L’attacco irrompeva improvviso: “Signore e signori, è Nicolò Carosio che vi parla da…”. Ci sembra di sentirla ancora la sua voce chiara e secca, da Londra e Vienna, che racconta le finali di coppa dei Campioni vinte dal Milan di Rocco e dall’Inter di Herrera. Perché il grande Nicolò, con una «c» sola, incominciava sempre così le sue telecronache, quando era la prima e unica voce del calcio.
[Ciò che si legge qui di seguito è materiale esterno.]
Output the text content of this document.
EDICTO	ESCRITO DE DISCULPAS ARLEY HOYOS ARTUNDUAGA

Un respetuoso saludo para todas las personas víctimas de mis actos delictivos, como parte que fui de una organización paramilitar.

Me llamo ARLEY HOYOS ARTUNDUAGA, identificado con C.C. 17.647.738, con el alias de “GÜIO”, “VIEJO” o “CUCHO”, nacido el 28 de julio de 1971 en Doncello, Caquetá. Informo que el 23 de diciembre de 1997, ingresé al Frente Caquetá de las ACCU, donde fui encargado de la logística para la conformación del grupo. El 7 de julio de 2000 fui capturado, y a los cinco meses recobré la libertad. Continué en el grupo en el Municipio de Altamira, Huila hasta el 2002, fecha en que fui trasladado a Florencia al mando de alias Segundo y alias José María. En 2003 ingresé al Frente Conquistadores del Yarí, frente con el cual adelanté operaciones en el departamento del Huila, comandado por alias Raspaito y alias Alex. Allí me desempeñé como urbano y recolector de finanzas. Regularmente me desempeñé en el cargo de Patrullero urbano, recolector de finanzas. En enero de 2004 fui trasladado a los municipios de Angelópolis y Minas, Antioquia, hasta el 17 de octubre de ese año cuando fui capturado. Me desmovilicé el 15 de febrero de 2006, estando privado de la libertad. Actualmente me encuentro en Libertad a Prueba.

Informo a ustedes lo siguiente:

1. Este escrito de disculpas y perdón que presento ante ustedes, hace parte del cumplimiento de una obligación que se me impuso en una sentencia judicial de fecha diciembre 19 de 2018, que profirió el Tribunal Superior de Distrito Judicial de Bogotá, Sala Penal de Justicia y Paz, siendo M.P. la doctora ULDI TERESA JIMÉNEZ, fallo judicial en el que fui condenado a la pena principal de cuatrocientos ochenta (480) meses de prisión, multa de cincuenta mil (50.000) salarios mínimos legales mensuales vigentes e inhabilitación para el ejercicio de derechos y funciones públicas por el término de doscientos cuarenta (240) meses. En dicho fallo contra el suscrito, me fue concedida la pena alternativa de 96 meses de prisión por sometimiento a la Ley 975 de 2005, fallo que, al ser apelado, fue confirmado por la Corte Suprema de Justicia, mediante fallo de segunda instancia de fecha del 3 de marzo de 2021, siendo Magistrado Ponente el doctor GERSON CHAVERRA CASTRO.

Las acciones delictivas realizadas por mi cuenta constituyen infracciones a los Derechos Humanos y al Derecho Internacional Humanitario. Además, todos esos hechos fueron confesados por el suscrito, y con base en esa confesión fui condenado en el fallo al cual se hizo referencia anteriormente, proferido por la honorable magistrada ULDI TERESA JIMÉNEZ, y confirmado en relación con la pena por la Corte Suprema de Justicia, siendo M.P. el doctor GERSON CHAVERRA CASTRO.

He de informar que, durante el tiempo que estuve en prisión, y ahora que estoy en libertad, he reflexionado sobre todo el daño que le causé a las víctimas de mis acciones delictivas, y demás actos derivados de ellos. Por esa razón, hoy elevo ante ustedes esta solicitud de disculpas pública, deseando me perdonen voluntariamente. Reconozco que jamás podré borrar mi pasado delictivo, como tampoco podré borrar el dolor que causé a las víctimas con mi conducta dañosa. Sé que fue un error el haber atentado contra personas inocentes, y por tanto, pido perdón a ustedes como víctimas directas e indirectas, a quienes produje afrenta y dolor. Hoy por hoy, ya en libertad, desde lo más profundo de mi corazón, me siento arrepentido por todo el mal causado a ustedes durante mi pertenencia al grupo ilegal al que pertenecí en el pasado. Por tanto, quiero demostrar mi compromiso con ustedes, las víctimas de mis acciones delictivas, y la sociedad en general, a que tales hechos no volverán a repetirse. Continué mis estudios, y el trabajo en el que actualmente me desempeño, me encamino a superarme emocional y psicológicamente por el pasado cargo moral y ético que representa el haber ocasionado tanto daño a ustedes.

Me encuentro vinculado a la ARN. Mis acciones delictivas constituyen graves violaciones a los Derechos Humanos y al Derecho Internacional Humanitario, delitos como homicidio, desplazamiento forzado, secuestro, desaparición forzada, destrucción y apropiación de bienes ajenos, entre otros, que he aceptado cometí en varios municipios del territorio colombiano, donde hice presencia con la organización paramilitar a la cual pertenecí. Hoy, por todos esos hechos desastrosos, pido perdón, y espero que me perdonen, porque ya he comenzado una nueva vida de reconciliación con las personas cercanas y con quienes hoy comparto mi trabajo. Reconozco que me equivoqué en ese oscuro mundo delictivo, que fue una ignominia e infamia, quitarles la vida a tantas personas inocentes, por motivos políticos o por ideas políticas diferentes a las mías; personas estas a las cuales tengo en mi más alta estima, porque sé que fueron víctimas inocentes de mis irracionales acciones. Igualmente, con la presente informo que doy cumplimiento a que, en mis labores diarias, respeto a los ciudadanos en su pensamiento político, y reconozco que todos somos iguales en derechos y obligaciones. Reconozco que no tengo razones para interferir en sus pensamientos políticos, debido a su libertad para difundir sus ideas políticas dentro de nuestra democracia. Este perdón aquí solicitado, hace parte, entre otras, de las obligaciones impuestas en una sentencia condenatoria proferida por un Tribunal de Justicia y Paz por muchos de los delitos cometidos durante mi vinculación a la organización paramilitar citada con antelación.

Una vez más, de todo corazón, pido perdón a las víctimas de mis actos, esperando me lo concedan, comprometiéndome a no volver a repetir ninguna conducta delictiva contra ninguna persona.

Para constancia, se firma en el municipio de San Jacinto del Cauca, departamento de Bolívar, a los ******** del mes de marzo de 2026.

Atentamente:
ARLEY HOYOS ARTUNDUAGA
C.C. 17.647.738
Figlio di una pianista inglese e di un siciliano ispettore delle dogane, Carosio cresce in giro per l’Italia: a Genova, Domodossola, La Spezia, Torino, Milano, Venezia. Laureato in legge, va in Inghilterra dove viene colpito dai commenti alla Bbc di Herbert Chapman, inventore del «sistema», e quando torna in Italia sogna di raccontare in diretta il football, come si diceva allora.

PROVINO

Il giovane Nicolò, che nel frattempo si allena a fare radiocronache sui campetti attorno a Venezia, dove trova un impiego presso la «Shell», un giorno del 1932 scrive all’Ente Italiano Audizioni Radiofoniche proponendo la sua candidatura. Convocato a Torino, improvvisa una radiocronaca di mezz’ora di un derby Juventus-Torino e quando arriva sul 5-5 viene fermato dai dirigenti, che gli offrono un contratto di collaborazione. Incomincia così, a 25 anni, la straordinaria carriera del primo radiocronista italiano, che nel 1933 debutta a Bologna per raccontare Italia-Germania.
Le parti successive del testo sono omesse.